Me? I have no idea. Like I said, I’m just a cartoonist…
The good news is, to lead a tribe you don’t necessarily have to have a promised land, a utopian vision, or a new world order to lead a tribe. You simply need what my other great marketing friend, Mark Earls calls “The Purpose-Idea”, which as a bona fide Social Object, is THE REASON why people are joining together in the first place.
I’ve been telling my clients for years now, if you’re going to have a following, a community, a “tribe”, it can’t just be about you and your lovely product. It’s got to be about something higher than, and beyond… yourself.

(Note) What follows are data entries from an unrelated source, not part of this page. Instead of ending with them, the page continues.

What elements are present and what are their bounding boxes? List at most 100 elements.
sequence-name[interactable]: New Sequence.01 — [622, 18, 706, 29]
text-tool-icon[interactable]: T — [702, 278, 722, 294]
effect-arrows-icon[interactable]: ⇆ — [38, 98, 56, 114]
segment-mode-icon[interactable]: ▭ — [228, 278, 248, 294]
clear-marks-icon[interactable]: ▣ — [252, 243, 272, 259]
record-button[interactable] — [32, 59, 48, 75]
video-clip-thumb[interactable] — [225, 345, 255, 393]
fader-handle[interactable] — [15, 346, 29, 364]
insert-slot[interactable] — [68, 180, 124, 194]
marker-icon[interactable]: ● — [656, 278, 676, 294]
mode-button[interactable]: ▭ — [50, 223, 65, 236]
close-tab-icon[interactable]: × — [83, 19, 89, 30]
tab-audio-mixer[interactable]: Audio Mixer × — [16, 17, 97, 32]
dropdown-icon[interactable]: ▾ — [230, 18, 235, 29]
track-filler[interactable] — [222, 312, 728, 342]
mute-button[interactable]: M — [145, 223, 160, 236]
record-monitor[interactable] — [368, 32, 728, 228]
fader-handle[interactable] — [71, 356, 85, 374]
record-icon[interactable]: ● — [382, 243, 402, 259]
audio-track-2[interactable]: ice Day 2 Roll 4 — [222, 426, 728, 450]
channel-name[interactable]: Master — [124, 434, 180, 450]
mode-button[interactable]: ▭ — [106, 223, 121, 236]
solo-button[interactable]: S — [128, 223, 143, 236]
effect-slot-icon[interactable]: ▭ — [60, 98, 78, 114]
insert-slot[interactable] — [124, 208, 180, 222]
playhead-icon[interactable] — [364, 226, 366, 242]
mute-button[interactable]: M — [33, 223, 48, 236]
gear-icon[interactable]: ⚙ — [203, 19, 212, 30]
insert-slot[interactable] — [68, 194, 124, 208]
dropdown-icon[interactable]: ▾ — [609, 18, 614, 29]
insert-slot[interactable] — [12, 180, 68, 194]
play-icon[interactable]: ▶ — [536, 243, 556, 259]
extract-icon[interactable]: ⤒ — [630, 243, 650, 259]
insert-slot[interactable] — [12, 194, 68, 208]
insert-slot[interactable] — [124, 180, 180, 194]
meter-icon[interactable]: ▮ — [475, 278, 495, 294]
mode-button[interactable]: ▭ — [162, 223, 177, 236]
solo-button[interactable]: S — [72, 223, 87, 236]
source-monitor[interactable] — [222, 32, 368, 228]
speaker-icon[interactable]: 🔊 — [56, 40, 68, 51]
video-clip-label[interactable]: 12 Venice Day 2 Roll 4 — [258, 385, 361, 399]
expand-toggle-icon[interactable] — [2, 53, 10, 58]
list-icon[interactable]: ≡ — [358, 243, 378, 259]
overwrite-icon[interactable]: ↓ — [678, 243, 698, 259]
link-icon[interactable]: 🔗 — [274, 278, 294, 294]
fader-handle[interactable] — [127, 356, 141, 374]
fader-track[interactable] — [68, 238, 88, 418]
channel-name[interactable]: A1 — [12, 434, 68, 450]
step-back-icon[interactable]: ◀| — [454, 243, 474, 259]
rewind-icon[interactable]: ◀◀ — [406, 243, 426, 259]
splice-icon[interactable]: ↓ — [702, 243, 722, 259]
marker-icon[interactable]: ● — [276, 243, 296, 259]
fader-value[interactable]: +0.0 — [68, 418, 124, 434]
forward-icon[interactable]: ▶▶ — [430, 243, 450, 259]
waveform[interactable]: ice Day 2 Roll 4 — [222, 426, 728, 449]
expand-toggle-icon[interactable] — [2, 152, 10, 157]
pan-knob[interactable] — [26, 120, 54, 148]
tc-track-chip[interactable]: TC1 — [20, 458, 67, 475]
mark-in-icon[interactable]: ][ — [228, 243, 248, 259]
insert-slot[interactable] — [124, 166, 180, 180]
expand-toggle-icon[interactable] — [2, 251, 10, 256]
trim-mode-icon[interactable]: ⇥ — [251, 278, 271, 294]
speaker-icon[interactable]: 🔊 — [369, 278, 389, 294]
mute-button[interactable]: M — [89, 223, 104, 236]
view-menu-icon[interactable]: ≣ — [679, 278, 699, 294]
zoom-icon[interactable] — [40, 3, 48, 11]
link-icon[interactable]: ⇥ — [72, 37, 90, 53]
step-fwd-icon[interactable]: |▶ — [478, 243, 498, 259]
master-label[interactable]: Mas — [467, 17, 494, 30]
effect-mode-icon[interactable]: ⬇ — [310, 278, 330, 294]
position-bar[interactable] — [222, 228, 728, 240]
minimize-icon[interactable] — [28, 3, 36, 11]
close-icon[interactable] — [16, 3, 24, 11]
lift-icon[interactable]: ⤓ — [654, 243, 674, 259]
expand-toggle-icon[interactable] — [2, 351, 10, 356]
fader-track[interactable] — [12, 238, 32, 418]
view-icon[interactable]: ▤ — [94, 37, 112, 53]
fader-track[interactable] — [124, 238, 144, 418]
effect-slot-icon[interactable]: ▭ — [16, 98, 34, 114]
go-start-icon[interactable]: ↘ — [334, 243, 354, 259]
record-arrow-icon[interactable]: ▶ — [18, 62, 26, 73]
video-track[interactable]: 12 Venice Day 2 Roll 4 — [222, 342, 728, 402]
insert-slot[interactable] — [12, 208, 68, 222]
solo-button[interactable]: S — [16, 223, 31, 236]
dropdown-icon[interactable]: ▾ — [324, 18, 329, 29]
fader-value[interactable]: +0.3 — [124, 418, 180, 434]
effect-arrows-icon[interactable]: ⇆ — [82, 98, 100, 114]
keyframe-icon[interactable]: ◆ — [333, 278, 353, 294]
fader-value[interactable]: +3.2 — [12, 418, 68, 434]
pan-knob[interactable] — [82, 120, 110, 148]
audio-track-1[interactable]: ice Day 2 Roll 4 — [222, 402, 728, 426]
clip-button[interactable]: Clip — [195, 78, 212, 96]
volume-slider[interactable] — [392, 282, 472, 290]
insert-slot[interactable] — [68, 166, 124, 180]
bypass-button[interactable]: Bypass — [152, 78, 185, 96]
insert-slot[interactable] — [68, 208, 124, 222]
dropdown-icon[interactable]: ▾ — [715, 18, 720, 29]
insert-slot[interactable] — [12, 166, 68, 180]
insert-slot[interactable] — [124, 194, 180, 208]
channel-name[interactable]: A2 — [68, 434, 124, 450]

What is true for them is, yes, also true for me. Like I told my good friend, James Governor on Twitter the other day,
If I’m to lead a “Tribe”, it needs to be for MUCH better reasons than “Please buy my lithographs, they’re very nice etc.”
Or my original drawings. Or my book. Or my consulting services. Or my speaking gigs. Or whatever.
I’m happy to report, Seth left a very kind remark in the comments:
Ask us something hard, Hugh!
Your mission is clear. You are leading us where we want to go. You are pushing us to demand the possible, not to accept the status quo. In an extraordinarily direct and passionate way, you push yourself (and us) to look at what we do honestly and to remove the bullshit and get down to what matters.
That’s where I want to go, anyway.
When I was eighteen, just after I had finished my final exams at high school, I went out and got my first real job. Trainee bartender at Whigham’s Wine Bar, Edinburgh, Scotland. I loved that job; I kept it every summer for four years. The guy who hired me, Nick Henderson, was a great man.
Since then I have been on the same, unending quest: To find “Meaningful Work”.
“Meaningful” is like “Creative”; its definition is a subjective call. I can’t tell you what’s meaningful to you. Nor can you do the same with me. All we can do is agree that somewhere deep within all of us, the hunger to find it is real.
My blog for the last eight years has been a mish-mash of all sorts of different things. Cartoons. Selling prints. Marketing 2.0. The Global Microbrand. “Creativity”.
Whatever. No matter what topic I was blethering on about that day, this blog has always been driven by the same thing that has always driven me. Finding meaningful work.
I’ve come close to finding it a couple of times. It’s never easy. It’s always elusive. I often wish that weren’t the case, but it is. Sorry.